SOMERVILLE, N.J. – The former CEO of Merck & Co. claims Merrill Lynch pushed a useless $276 million life insurance policy on him to collect a $4 million annual premium. Dr. P. Roy Vagelos claims that when he brought the chicanery to the attention of higher-ups, the man who sold him the policy was “asked to retire.”
Dr. P. Roy Vagelos says he spent more than 20 years building Merck into a worldwide pharmaceutical giant. He says he took his wealth to the Merrill Lynch Bank & Trust Co. and trusted the head of the Family Office Group, defendant and former Merrill Lynch VP Thomas Kozlowski, with his fortune, and with his Social Security number, the Social Security numbers of his family members and heirs and all of his banking account and financial information.
Vagelos, 72, claims Kozlowski sold him a life insurance policy that named him the beneficiary and his adult children as the insured in a scheme to protect $276 million – 60 percent of his estate – from taxes.

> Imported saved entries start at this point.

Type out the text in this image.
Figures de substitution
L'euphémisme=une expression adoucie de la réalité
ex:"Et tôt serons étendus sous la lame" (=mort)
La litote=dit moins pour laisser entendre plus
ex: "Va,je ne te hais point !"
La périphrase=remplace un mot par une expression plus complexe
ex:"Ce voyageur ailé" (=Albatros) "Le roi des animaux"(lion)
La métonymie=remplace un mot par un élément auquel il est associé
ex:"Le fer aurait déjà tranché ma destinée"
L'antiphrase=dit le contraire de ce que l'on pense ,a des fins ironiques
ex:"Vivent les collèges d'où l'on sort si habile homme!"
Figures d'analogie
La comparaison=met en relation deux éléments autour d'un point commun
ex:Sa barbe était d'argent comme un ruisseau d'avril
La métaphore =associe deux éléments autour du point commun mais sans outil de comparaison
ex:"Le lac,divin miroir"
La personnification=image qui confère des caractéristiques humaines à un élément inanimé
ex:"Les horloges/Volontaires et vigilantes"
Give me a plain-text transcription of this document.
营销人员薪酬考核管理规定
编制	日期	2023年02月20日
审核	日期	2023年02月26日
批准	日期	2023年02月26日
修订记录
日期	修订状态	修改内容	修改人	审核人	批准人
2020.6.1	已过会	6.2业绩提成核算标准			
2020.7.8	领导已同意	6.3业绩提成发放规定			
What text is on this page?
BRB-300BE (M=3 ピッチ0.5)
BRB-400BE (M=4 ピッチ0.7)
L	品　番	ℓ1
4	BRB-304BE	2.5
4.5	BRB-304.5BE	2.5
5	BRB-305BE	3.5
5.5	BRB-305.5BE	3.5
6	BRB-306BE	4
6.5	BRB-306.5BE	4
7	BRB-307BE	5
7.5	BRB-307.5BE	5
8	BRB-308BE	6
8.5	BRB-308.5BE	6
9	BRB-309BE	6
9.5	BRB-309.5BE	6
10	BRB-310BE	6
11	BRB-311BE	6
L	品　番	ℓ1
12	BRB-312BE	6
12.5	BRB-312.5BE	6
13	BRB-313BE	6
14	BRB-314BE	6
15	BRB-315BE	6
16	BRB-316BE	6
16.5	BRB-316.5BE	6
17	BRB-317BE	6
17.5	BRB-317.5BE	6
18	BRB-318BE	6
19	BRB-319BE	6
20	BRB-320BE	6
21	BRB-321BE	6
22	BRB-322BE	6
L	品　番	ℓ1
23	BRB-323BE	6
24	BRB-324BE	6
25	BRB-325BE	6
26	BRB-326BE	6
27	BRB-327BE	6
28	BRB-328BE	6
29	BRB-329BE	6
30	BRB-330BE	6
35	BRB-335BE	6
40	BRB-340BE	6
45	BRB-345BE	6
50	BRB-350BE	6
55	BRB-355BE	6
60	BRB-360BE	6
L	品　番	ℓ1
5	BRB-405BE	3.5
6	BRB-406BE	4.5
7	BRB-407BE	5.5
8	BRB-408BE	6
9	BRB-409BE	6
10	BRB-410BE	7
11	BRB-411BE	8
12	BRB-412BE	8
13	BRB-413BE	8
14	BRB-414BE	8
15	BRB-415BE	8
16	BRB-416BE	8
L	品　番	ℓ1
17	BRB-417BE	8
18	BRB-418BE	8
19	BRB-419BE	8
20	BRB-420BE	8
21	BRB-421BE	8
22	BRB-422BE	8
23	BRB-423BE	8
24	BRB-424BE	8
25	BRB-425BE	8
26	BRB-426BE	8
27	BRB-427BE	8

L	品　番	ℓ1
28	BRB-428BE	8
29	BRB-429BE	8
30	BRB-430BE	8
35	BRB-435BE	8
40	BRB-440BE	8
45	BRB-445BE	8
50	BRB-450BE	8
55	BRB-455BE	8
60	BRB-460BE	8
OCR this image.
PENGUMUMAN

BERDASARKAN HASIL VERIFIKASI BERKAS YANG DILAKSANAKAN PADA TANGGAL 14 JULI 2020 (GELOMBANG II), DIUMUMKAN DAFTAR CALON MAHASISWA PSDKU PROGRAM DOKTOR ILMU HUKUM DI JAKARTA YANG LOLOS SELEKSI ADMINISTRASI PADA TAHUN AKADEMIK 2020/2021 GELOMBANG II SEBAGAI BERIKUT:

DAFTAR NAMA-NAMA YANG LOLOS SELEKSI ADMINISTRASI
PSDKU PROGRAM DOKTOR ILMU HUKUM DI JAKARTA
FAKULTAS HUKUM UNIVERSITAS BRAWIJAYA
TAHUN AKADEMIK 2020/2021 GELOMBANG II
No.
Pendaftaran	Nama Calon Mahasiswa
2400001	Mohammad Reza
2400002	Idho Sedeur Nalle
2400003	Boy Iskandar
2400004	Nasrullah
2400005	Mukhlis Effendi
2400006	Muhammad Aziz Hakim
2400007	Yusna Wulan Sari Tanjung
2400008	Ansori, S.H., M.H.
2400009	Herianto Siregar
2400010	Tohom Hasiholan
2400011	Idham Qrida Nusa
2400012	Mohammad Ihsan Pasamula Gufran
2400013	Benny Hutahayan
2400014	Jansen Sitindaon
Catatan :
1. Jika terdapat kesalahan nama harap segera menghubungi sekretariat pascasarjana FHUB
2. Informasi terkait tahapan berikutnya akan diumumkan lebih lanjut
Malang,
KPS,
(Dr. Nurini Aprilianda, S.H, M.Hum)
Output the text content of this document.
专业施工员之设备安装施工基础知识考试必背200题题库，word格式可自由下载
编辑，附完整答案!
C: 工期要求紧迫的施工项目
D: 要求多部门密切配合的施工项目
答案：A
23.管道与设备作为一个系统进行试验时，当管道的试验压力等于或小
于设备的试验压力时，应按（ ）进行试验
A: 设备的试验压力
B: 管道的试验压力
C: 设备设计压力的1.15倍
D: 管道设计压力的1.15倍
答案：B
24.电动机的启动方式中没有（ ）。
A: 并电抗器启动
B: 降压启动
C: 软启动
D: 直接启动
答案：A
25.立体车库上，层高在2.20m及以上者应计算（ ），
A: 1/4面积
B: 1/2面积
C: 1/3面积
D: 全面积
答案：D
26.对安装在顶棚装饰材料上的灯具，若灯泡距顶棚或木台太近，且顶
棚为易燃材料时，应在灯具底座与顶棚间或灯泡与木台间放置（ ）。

Vagelos said he asked to invest the money into municipal bonds that yielded 4.5 percent return, but Kozlowski steered him toward the life insurance policy, promising that the funds would be liquid and that the return on the policy would be the same as municipal bonds but with inheritance-tax protection for his heirs.
Vagelos claims Kozlowski lied about the life insurance policy and about other questionable investments, and when says that when brought the matter to supervisors at Merrill Lynch, Kozlowski was “asked to retire” from the financial firm.